~ PACER – federal courts and social security numbers ~

PACER (Public Access to Court Electronic Records), the online index of Federal court filings, is redacting personal identifiers, in accordance with the privacy policy of the Judicial Conference of 2001. Social Security Numbers in civil, criminal and bankruptcy filings are now truncated to the last four digits.

In 2001 the Federal courts began the process of requiring electronic filing of documents [Case Management and Electronic Case Files (CM/ECF)]. The Judicial Conference determined that it was incumbent upon attorneys filing documents to redact certain information including social security numbers.

Case documents filed prior to the implementation of the privacy rules will not be altered to comport with the new policy. Civil and bankruptcy documents are available through the electronic public access system but criminal filings are not.

Contentcentricblog summarizes the policy related to publishing personal information.

Attorneys also will have to redact certain information from court pleadings before filing them electronically. Last year the Judicial Conference of the United States adopted a national policy barring publication of sensitive information in electronic filings, including Social Security numbers, names of minor children, dates of birth, financial account numbers and home addresses. That information, if necessary to the case, may be filed in an unredacted copy under seal.

Eddy McClain, in his role as past President of the National Council of Investigation and Security Services (NCISS) warned against the rush to remove selected personal identifiers.

All investigations require positive identification of subjects. Courts do not tolerate incomplete evidence and investigators must constantly be able to differentiate between the true subject(s) of an investigation and persons with similar names or identification.

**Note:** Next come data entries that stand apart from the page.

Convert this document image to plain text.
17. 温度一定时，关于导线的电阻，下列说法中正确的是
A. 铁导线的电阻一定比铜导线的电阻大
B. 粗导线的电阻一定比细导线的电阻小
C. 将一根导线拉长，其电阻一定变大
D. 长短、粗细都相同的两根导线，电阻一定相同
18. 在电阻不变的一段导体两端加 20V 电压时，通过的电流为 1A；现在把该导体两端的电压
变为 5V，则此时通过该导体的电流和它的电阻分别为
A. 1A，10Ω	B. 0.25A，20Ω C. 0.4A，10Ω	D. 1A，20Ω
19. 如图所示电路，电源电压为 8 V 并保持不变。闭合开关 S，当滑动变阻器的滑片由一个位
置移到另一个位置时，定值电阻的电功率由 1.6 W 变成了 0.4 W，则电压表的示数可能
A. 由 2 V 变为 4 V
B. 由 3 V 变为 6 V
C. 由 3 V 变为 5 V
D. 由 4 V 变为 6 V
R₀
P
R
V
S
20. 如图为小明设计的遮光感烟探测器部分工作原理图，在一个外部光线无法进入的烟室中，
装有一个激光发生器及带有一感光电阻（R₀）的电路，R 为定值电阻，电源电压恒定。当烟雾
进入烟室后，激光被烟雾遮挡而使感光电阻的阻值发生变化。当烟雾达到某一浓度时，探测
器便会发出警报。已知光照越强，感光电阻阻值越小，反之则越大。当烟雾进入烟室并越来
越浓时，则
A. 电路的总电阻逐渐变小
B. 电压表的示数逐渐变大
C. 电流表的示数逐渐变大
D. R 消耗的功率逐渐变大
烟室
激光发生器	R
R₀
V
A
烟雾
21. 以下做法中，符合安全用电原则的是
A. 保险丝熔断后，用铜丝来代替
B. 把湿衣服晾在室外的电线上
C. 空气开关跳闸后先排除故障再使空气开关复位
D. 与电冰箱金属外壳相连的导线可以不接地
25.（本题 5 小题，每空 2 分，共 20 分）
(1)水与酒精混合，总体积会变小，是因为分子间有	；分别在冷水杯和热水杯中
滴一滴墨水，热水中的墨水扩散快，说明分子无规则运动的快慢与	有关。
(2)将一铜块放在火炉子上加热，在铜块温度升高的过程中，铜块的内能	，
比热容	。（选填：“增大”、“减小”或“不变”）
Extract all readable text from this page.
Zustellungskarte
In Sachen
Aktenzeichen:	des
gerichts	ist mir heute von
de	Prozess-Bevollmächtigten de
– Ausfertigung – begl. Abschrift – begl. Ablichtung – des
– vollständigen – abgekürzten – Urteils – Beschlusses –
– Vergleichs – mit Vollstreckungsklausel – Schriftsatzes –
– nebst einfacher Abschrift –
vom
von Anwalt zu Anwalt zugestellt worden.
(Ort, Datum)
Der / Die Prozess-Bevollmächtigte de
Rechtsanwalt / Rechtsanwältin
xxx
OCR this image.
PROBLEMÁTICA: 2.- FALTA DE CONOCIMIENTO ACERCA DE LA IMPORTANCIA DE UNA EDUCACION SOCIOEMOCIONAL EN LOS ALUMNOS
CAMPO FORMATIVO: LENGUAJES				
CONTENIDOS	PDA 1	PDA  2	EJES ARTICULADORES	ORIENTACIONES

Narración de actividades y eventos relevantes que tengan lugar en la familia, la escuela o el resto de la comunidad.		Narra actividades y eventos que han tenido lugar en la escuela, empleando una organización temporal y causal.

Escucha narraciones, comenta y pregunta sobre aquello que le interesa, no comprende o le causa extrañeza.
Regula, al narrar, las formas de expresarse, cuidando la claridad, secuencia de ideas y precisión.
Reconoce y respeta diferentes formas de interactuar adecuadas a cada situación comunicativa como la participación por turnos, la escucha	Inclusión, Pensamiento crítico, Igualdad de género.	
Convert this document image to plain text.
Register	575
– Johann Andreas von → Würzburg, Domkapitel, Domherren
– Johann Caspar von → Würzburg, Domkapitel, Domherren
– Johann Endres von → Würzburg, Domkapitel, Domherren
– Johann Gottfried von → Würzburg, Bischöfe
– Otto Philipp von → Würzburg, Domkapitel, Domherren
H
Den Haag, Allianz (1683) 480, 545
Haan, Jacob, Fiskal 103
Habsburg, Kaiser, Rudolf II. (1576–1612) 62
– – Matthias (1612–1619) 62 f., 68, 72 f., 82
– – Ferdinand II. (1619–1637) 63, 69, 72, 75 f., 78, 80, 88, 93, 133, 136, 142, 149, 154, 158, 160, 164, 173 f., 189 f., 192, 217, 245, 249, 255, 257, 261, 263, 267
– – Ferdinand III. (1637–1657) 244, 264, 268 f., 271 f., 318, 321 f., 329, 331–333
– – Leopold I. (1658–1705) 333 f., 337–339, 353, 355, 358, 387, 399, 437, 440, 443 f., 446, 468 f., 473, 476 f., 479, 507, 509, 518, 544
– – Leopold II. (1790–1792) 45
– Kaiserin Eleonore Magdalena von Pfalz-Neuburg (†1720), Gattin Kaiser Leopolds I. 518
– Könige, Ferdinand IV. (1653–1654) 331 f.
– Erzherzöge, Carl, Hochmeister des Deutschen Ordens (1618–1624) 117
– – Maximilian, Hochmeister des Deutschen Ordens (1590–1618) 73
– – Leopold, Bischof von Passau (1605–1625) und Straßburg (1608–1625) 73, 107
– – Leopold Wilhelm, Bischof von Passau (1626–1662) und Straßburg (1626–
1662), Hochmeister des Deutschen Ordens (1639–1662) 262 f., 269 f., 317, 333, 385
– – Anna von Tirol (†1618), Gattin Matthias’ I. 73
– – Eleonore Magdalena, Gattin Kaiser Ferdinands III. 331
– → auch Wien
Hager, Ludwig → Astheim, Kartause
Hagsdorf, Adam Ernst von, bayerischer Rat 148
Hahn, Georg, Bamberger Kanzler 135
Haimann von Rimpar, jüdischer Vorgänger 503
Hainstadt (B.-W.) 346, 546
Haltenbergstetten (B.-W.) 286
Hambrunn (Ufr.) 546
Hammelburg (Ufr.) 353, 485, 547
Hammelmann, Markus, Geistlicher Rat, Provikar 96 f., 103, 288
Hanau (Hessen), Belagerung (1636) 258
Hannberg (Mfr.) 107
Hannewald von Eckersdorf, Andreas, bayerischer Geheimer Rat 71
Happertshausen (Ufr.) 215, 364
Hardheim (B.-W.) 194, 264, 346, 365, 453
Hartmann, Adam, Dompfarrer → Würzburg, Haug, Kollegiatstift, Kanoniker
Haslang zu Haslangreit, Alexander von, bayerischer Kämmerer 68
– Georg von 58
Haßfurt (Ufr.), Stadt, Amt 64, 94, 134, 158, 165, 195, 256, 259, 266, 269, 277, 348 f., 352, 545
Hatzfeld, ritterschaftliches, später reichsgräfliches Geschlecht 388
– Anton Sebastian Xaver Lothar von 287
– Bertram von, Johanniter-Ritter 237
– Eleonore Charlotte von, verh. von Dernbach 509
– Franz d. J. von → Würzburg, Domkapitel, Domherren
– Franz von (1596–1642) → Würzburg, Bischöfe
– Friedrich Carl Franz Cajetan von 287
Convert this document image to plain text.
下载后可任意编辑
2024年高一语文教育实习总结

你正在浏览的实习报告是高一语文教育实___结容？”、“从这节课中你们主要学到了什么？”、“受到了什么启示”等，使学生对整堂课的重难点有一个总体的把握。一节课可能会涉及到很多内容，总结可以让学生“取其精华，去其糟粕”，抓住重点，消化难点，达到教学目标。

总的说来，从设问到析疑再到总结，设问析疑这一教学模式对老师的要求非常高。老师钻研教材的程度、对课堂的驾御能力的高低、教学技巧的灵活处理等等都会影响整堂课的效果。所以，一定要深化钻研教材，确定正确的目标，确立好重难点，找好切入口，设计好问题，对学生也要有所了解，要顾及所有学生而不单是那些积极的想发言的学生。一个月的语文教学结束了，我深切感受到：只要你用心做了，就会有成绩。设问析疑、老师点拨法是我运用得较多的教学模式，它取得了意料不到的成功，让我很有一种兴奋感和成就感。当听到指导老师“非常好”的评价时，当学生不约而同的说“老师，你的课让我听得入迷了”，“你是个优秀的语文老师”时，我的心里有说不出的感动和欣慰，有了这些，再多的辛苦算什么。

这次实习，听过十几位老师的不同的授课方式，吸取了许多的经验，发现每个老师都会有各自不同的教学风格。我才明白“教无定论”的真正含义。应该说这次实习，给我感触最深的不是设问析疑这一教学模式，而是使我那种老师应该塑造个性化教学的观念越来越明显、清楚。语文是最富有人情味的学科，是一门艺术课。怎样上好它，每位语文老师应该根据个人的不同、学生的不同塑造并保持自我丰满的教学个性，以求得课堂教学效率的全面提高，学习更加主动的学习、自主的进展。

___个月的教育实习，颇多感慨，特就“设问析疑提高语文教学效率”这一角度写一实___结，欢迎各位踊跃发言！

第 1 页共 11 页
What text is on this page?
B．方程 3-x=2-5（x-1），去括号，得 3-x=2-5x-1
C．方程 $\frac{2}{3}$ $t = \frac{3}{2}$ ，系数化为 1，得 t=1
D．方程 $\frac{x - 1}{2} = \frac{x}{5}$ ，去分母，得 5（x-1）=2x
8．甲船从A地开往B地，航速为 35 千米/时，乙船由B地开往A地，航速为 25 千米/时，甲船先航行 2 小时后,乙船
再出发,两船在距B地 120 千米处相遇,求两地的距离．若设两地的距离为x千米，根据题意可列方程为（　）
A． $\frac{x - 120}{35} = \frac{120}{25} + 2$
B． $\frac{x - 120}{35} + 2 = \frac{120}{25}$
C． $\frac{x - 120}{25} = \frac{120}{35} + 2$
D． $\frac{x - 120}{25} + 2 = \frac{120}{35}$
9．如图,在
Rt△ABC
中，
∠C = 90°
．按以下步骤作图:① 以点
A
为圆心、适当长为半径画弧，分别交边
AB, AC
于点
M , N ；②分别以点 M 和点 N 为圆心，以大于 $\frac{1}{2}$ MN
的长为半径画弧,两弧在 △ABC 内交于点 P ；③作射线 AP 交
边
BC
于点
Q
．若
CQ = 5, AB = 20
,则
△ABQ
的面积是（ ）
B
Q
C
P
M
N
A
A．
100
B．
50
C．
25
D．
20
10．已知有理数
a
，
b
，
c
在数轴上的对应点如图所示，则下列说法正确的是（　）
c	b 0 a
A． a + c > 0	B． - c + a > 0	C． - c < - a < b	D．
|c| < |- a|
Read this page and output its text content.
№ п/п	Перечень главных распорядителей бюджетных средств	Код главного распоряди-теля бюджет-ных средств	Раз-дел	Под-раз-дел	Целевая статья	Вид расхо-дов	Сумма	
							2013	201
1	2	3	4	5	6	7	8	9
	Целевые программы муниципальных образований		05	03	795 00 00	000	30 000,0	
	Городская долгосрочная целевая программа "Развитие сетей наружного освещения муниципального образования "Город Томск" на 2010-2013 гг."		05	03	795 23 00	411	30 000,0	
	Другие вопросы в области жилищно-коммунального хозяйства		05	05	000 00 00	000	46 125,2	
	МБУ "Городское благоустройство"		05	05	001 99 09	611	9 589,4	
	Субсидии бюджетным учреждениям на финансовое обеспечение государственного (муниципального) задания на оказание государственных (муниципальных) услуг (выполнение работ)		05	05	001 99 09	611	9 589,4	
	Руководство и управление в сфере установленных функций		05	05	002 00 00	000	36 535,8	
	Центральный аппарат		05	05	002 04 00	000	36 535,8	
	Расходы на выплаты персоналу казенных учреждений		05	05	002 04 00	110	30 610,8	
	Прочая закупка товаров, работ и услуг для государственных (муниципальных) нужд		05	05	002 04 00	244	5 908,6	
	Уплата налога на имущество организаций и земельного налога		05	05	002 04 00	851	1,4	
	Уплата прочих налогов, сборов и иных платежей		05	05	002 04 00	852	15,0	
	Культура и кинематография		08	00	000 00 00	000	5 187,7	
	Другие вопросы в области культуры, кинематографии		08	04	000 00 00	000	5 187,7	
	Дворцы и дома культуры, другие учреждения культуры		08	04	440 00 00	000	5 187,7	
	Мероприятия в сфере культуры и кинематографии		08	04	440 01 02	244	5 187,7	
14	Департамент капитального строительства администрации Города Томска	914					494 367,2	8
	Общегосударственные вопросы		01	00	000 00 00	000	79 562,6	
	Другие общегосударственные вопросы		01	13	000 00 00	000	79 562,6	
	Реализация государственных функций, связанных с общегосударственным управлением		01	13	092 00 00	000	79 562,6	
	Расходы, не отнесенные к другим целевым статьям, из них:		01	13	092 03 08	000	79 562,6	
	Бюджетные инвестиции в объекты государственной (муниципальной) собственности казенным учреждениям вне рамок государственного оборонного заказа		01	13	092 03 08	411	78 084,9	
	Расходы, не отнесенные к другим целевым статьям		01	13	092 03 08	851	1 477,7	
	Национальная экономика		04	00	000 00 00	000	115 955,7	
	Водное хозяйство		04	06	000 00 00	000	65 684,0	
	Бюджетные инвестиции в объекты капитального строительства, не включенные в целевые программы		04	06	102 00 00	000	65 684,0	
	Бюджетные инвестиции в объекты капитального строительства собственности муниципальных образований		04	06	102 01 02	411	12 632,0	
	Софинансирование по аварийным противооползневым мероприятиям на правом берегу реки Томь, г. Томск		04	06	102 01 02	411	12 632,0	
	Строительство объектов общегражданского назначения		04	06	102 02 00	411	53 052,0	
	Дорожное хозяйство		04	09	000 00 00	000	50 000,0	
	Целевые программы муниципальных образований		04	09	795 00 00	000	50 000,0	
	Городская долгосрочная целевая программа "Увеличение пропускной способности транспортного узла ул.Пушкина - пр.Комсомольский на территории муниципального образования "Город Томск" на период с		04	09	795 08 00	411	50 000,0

McClain added that while protecting people from identity theft is warranted, there’s an unseen hazard in restricting personal identifiers. Referring to bankruptcy records McClain noted, “When a “Robert Smith”files for bankruptcy, the other Robert Smiths of the world have a right not to be confused with the petitioner.” I would add, nor risk employment or good will through a false association with a litigant in a criminal or civil case.

The March 2005 update from the U.S. Courts web site on CM/ECF suggests that all of the Federal Courts will have instituted mandatory electronic filing by the end of this year.

CM/ECF systems are now in use in 68 district courts, 81 bankruptcy courts, the Court of International Trade and the Court of Federal Claims. Most of these courts are accepting electronic filings. Over 18 million cases are on CM/ECF systems. And over 160,000 attorneys and others have filed documents over the Internet. Under current plans, the number of CM/ECF courts will increase steadily each month through 2005.